Avukatlığın olmadığı zamanlarda dava vekilliği yapan bir Sami Amca varmış.
Çevresindeki insanların hukuki sorunları için uğraşır, dertlerine deva olurmuş.
Mesela, bir tarla için dava açılıyor. Vatandaşın hakkı gasp olmuş. Sami Emmiye varıyor, derdini anlatıyor.
Sami Emmi, dinliyor meseleyi, sakalını sıvazlıyor. Diyor ki:
- Üçüncü maddeden tutturursak tamamdır!
Bir cinayet davası, yahut bir kavga veya kız kaçırma olayı var. Sami Emmi dinliyor meseleyi, sonra aynı cevabı yine veriyor:
- Üçüncü maddeden tutturursak tamam!
Bu nasıl üçüncü maddeyse mübarek, her derde deva... Her olayda üçüncü madde işliyor, joker gibi al oraya koy, al bu davada kullan! Yıllar sonra artık işten elini eteğini çekiyor Sami Emmi. Bir adam yanına uğruyor.

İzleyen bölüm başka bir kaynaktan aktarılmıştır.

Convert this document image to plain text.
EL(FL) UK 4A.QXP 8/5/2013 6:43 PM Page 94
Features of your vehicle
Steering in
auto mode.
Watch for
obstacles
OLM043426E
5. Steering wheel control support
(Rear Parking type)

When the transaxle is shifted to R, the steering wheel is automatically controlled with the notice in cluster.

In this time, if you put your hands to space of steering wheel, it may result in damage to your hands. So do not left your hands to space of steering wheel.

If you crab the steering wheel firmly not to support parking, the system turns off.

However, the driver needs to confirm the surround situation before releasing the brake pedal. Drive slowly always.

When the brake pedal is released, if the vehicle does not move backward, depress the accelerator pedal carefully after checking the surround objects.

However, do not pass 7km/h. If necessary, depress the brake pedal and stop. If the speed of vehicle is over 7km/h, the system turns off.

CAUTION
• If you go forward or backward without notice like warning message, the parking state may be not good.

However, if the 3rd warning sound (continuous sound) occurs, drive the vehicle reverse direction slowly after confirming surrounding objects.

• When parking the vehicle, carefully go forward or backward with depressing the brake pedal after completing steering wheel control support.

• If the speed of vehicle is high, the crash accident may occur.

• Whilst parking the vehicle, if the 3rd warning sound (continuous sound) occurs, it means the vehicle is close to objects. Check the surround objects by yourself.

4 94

- Sami Emmi beni hatırladın mı?
- Yooo!
- Hatırlamazsın, benim dava vekiliydin sen. On yıl hapis yattım. Sami Emmi, iştahla soruyor:
- Hangi maddeden hüküm giymiştin? Cevap:
- Üçüncü maddeden Sami Emmi, üçüncü maddeden!

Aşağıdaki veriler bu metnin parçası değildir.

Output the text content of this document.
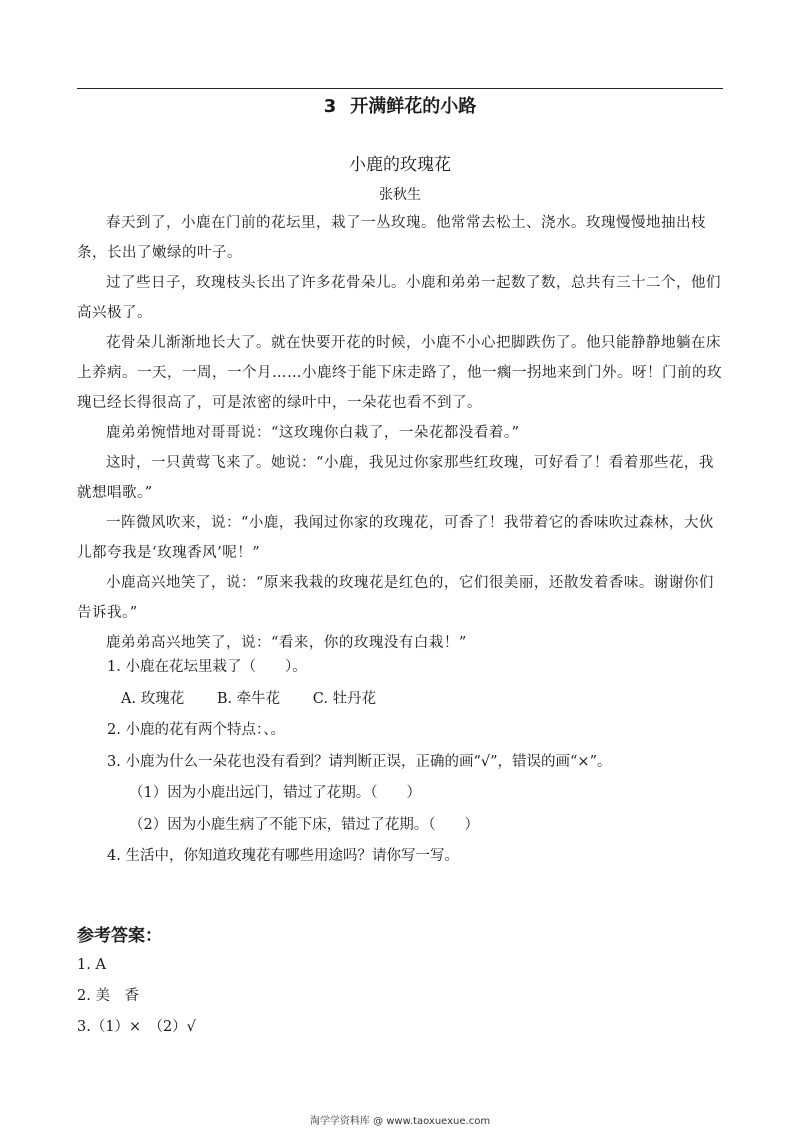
3 开满鲜花的小路
小鹿的玫瑰花
张秋生

春天到了，小鹿在门前的花坛里，栽了一丛玫瑰。他常常去松土、浇水。玫瑰慢慢地抽出枝条，长出了嫩绿的叶子。

过了些日子，玫瑰枝头长出了许多花骨朵儿。小鹿和弟弟一起数了数，总共有三十二个，他们高兴极了。

花骨朵儿渐渐地长大了。就在快要开花的时候，小鹿不小心把脚跌伤了。他只能静静地躺在床上养病。一天，一周，一个月……小鹿终于能下床走路了，他一瘸一拐地来到门外。呀！门前的玫瑰已经长得很高了，可是浓密的绿叶中，一朵花也看不到了。

鹿弟弟惋惜地对哥哥说：“这玫瑰你白栽了，一朵花都没看着。”

这时，一只黄莺飞来了。她说：“小鹿，我见过你家那些红玫瑰，可好看了！看着那些花，我就想唱歌。”

一阵微风吹来，说：“小鹿，我闻过你家的玫瑰花，可香了！我带着它的香味吹过森林，大伙儿都夸我是‘玫瑰香风’呢！”

小鹿高兴地笑了，说：“原来我栽的玫瑰花是红色的，它们很美丽，还散发着香味。谢谢你们告诉我。”

鹿弟弟高兴地笑了，说：“看来，你的玫瑰没有白栽！”

1. 小鹿在花坛里栽了（　　）。

A. 玫瑰花 B. 牵牛花 C. 牡丹花

2. 小鹿的花有两个特点：、。

3. 小鹿为什么一朵花也没有看到？请判断正误，正确的画“√”，错误的画“×”。

（1）因为小鹿出远门，错过了花期。（　　）

（2）因为小鹿生病了不能下床，错过了花期。（　　）

4. 生活中，你知道玫瑰花有哪些用途吗？请你写一写。

参考答案：

1. A

2. 美　香

3.（1）×　（2）√

淘学学资料库 @ www.taoxuexue.com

Köyün imamı bir gün namaz kıldırırken istemeyerek de olsa osurmuş. Sonrasında olay duyulmuş ve bütün köy imamla alay etmeye başlamış. İmam hemen eve gelip karısına:
- Çabuk pılıyı pırtıyı topla, buradan gidiyoruz. Ben burada duramam artık, rezil oldum.

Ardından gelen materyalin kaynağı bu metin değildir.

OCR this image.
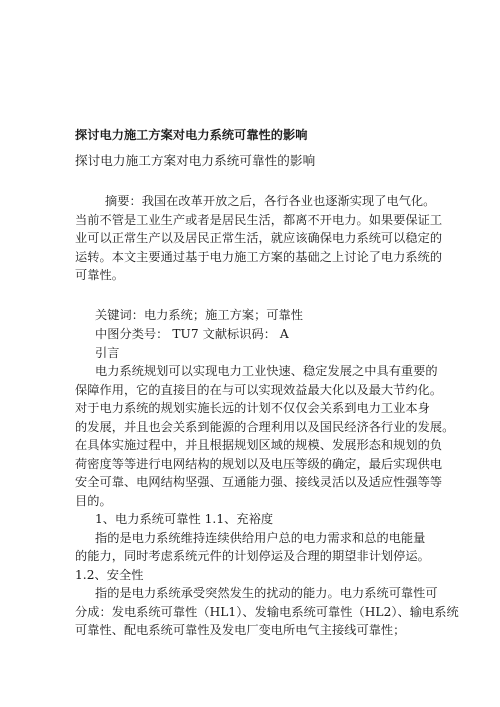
探讨电力施工方案对电力系统可靠性的影响
探讨电力施工方案对电力系统可靠性的影响
摘要：我国在改革开放之后，各行各业也逐渐实现了电气化。
当前不管是工业生产或者是居民生活，都离不开电力。如果要保证工
业可以正常生产以及居民正常生活，就应该确保电力系统可以稳定的
运转。本文主要通过基于电力施工方案的基础之上讨论了电力系统的
可靠性。
关键词：电力系统；施工方案；可靠性
中图分类号： TU7 文献标识码： A
引言
电力系统规划可以实现电力工业快速、稳定发展之中具有重要的
保障作用，它的直接目的在与可以实现效益最大化以及最大节约化。
对于电力系统的规划实施长远的计划不仅仅会关系到电力工业本身
的发展，并且也会关系到能源的合理利用以及国民经济各行业的发展。
在具体实施过程中，并且根据规划区域的规模、发展形态和规划的负
荷密度等等进行电网结构的规划以及电压等级的确定，最后实现供电
安全可靠、电网结构坚强、互通能力强、接线灵活以及适应性强等等
目的。
1、电力系统可靠性 1.1、充裕度
指的是电力系统维持连续供给用户总的电力需求和总的电能量
的能力，同时考虑系统元件的计划停运及合理的期望非计划停运。
1.2、安全性
指的是电力系统承受突然发生的扰动的能力。电力系统可靠性可
分成：发电系统可靠性（HL1）、发输电系统可靠性（HL2）、输电系统
可靠性、配电系统可靠性及发电厂变电所电气主接线可靠性；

Demiş. Bunlar ailecek her şeyi toplayıp gitmişler. Aradan otuz-otuz beş yıl geçmiş. İmam karısına dönüp:
- Artık benim olay unutulmuştur, gel köye geri dönelim.
Demiş. Kadının gönlünü yapıyor ve bunlar tekrar toplanıp köye gidiyor.
Bunlar daha köye girmeden köyün merasında bir çoban da koyunları otlatıyormuş. İmam çobanın yanına oturuyor.
- Oğlum sen kimsin, kimlerdensin?
Çoban kendini anlatıyor. Sonra imam çobana:
- Kaç yaşındasın?
Çoban da:
- Valla amca ben yaşımı filan bilmem ama burada bir imam varmış, onun osurduğu sene ben doğmuşum.
İmam da karısına dönüyor:
- Hadi karı hadi toparlan sen, bizim osuruk tarih yazmış.
Diyor ve geldikleri yere dönüyorlar.
Bir fabrikada muhasebeciye ihtiyaç vardır bunun için elemelere ihtiyaç duyulur fabrika sahibi 1 matematikçi 1 de muhasebeci çağırır ve en kolay soruyu sorar 2 x 2 kaç eder?
matematikçi 4 der
muhasebeci ise "Siz kaç istiyorsanız ben onu çıkartırım" der :D
Çok hızlı teravih kıldırmayı bir marifet sayan hoca efendi arkadaki cemaat kan ter içinde bırakıp namaza devam ederken, camiden içeri geç kalmış biri girer. O sırada yanında bulunan kan ter içindeki adama:
- "Çok kıldınız mı? Yetişebilir miyim?" diye sorar. Kan ter içindeki adam yeni geleni şöyle bir süzer.
- "Biz içindeyken yetişemiyoruz amca, sen dışarıdan nasıl yetişeceksin?"